De vakantie is altijd een moment om wat afstand te nemen, terug te blikken en je hoofd leeg te maken. Het beroep van arts in het bijzonder en van zorgverlener in het algemeen vergt heel wat energie, heel wat draagkracht en veel inzet die niet altijd naar waarde wordt geschat. Het belang van een goede zorgverlening wordt pas duidelijk wanneer je zelf of je naaste omgeving geconfronteerd wordt met een ernstig probleem. Dan pas besef je dat goede, kwaliteitsvolle zorg echt het verschil maakt.

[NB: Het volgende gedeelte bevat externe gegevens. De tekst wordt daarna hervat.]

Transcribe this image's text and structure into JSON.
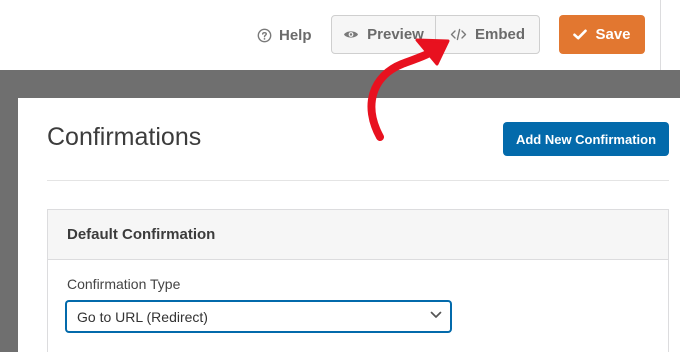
{
  "toolbar": {
    "help_label": "Help",
    "preview_label": "Preview",
    "embed_label": "Embed",
    "save_label": "Save"
  },
  "page": {
    "title": "Confirmations",
    "add_button_label": "Add New Confirmation"
  },
  "confirmation_card": {
    "header": "Default Confirmation",
    "type_label": "Confirmation Type",
    "type_value": "Go to URL (Redirect)"
  },
  "colors": {
    "save_orange": "#e27730",
    "primary_blue": "#036aab",
    "annotation_red": "#e8111f",
    "backdrop_gray": "#6f6f6f"
  },
  "icons": {
    "help": "help-circle-icon",
    "preview": "eye-icon",
    "embed": "code-icon",
    "save": "checkmark-icon",
    "select": "chevron-down-icon"
  }
}
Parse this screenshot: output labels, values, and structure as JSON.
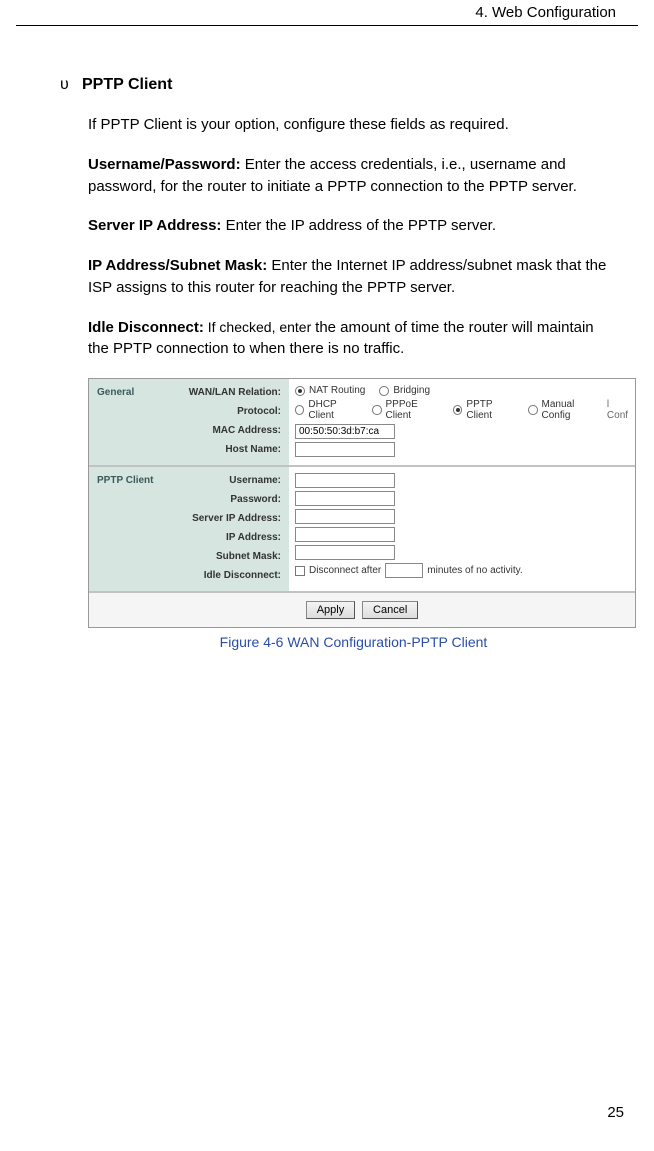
{
  "header": {
    "chapter": "4. Web Configuration"
  },
  "bullet_symbol": "υ",
  "section_title": "PPTP Client",
  "intro": "If PPTP Client is your option, configure these fields as required.",
  "defs": [
    {
      "label": "Username/Password:",
      "text": " Enter the access credentials, i.e., username and password, for the router to initiate a PPTP connection to the PPTP server."
    },
    {
      "label": "Server IP Address:",
      "text": " Enter the IP address of the PPTP server."
    },
    {
      "label": "IP Address/Subnet Mask:",
      "text": " Enter the Internet IP address/subnet mask that the ISP assigns to this router for reaching the PPTP server."
    },
    {
      "label": "Idle Disconnect:",
      "text_prefix": " If checked, enter ",
      "text_main": "the amount of time the router will maintain the PPTP connection to when there is no traffic."
    }
  ],
  "screenshot": {
    "panel1": {
      "name": "General",
      "rows": {
        "wanlan": "WAN/LAN Relation:",
        "protocol": "Protocol:",
        "mac": "MAC Address:",
        "host": "Host Name:"
      },
      "relation_opts": {
        "nat": "NAT Routing",
        "bridging": "Bridging"
      },
      "protocol_opts": {
        "dhcp": "DHCP Client",
        "pppoe": "PPPoE Client",
        "pptp": "PPTP Client",
        "manual": "Manual Config"
      },
      "mac_value": "00:50:50:3d:b7:ca",
      "trunc": "l Conf"
    },
    "panel2": {
      "name": "PPTP Client",
      "rows": {
        "username": "Username:",
        "password": "Password:",
        "server": "Server IP Address:",
        "ip": "IP Address:",
        "subnet": "Subnet Mask:",
        "idle": "Idle Disconnect:"
      },
      "idle_text1": "Disconnect  after",
      "idle_text2": "minutes of no activity."
    },
    "buttons": {
      "apply": "Apply",
      "cancel": "Cancel"
    }
  },
  "caption": "Figure 4-6    WAN Configuration-PPTP Client",
  "page_number": "25"
}
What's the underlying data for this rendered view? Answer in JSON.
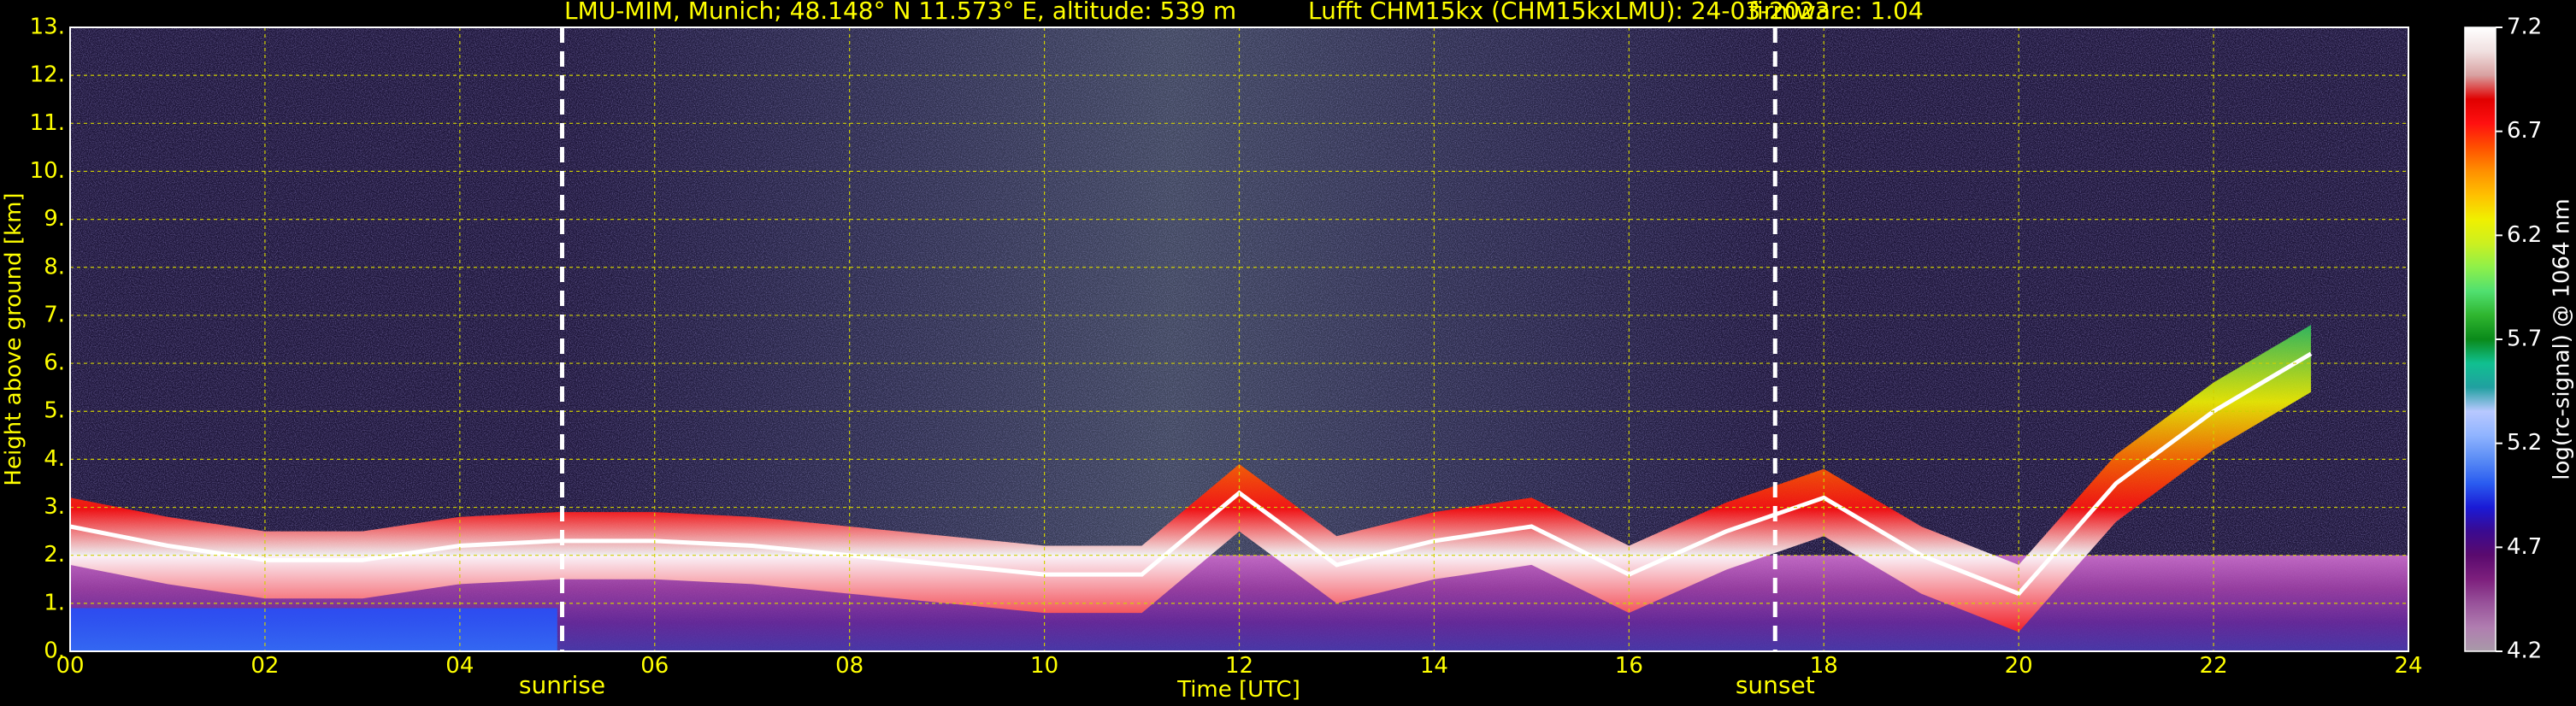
{
  "title": {
    "location": "LMU-MIM, Munich; 48.148° N 11.573° E, altitude: 539 m",
    "instrument": "Lufft CHM15kx (CHM15kxLMU): 24-03-2023",
    "firmware": "firmware: 1.04"
  },
  "chart_data": {
    "type": "heatmap",
    "xlabel": "Time [UTC]",
    "ylabel": "Height above ground [km]",
    "xlim": [
      0,
      24
    ],
    "ylim": [
      0,
      13
    ],
    "x_ticks": [
      "00",
      "02",
      "04",
      "06",
      "08",
      "10",
      "12",
      "14",
      "16",
      "18",
      "20",
      "22",
      "24"
    ],
    "y_ticks": [
      "0.",
      "1.",
      "2.",
      "3.",
      "4.",
      "5.",
      "6.",
      "7.",
      "8.",
      "9.",
      "10.",
      "11.",
      "12.",
      "13."
    ],
    "grid": true,
    "annotations": [
      {
        "label": "sunrise",
        "time": 5.05
      },
      {
        "label": "sunset",
        "time": 17.5
      }
    ],
    "colorbar": {
      "label": "log(rc-signal) @ 1064 nm",
      "range": [
        4.2,
        7.2
      ],
      "ticks": [
        "7.2",
        "6.7",
        "6.2",
        "5.7",
        "5.2",
        "4.7",
        "4.2"
      ],
      "colors": [
        "#a89aa8",
        "#b07db0",
        "#98529a",
        "#7d1f7d",
        "#5a0a6e",
        "#3a0a90",
        "#1a1ad6",
        "#2a5cf0",
        "#5a8cf5",
        "#90b4ff",
        "#b8c8ff",
        "#20a0a0",
        "#10c090",
        "#0a8a1a",
        "#2fb52f",
        "#50e070",
        "#8ef04a",
        "#ccf020",
        "#f0f000",
        "#ffc000",
        "#ff9000",
        "#ff5000",
        "#ff1010",
        "#e00000",
        "#d8a0a0",
        "#f0e0e0",
        "#ffffff"
      ]
    },
    "cloud_base_km": [
      [
        0.0,
        2.6
      ],
      [
        1.0,
        2.2
      ],
      [
        2.0,
        1.9
      ],
      [
        3.0,
        1.9
      ],
      [
        4.0,
        2.2
      ],
      [
        5.0,
        2.3
      ],
      [
        6.0,
        2.3
      ],
      [
        7.0,
        2.2
      ],
      [
        8.0,
        2.0
      ],
      [
        9.0,
        1.8
      ],
      [
        10.0,
        1.6
      ],
      [
        11.0,
        1.6
      ],
      [
        12.0,
        3.3
      ],
      [
        13.0,
        1.8
      ],
      [
        14.0,
        2.3
      ],
      [
        15.0,
        2.6
      ],
      [
        16.0,
        1.6
      ],
      [
        17.0,
        2.5
      ],
      [
        18.0,
        3.2
      ],
      [
        19.0,
        2.0
      ],
      [
        20.0,
        1.2
      ],
      [
        21.0,
        3.5
      ],
      [
        22.0,
        5.0
      ],
      [
        23.0,
        6.2
      ]
    ],
    "boundary_layer_km": 2.0
  }
}
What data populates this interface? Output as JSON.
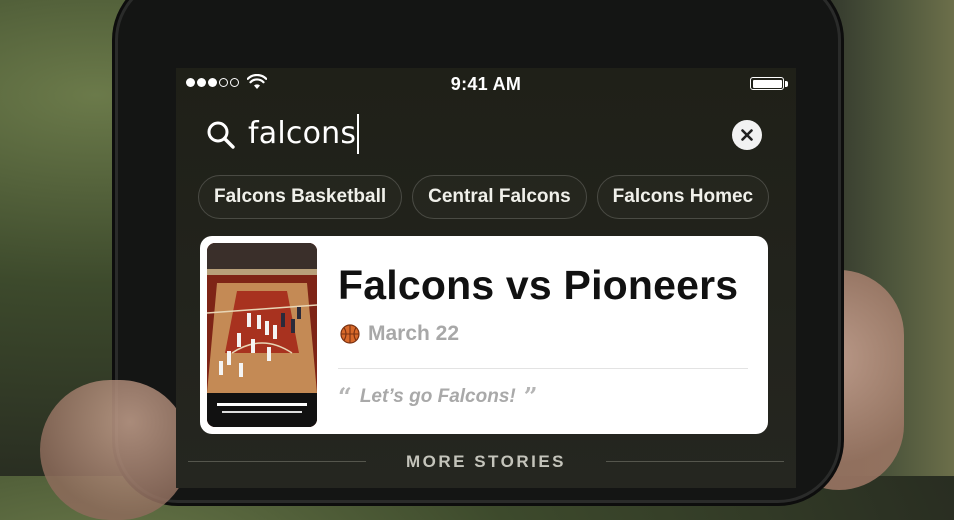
{
  "status_bar": {
    "time": "9:41 AM",
    "signal_bars_filled": 3,
    "signal_bars_total": 5,
    "battery_level": 1.0
  },
  "search": {
    "query": "falcons",
    "search_icon": "search-icon",
    "clear_icon": "close-icon"
  },
  "suggestions": [
    {
      "label": "Falcons Basketball"
    },
    {
      "label": "Central Falcons"
    },
    {
      "label": "Falcons Homec"
    }
  ],
  "story_card": {
    "title": "Falcons vs Pioneers",
    "sport_icon": "basketball-icon",
    "date": "March 22",
    "quote": "Let’s go Falcons!",
    "quote_open": "“",
    "quote_close": "”"
  },
  "more_stories": {
    "label": "MORE STORIES"
  },
  "colors": {
    "screen_background": "#22231c",
    "card_background": "#ffffff",
    "title_text": "#111111",
    "muted_text": "#a8a8a8",
    "chip_border": "#4a4b44"
  }
}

In de huidige tijden waar ministers en andere overheidsdiensten de mond vol hebben van netwerking wordt weleens de essentie uit het oog verloren. Netwerking is het modewoord van vandaag, alsof dit plots alle problemen in onze gezondheidszorg zou oplossen. Wanneer je trouwens verder kijkt dan het woord ‘netwerk’ en je dieper wil gaan naar de echte betekenis, dan word je snel ontgoocheld.
Geen enkele instantie kan ons vandaag zeggen wat men nu bedoelt met netwerking of waar men met dit begrip echt naartoe wil. Is dit het zoveelste mantra in een besparingslogica? Wil men echt de zorg concentreren en rekening houden met kwaliteit en outcome, of is dit het zoveelste lapje voor het bloeden?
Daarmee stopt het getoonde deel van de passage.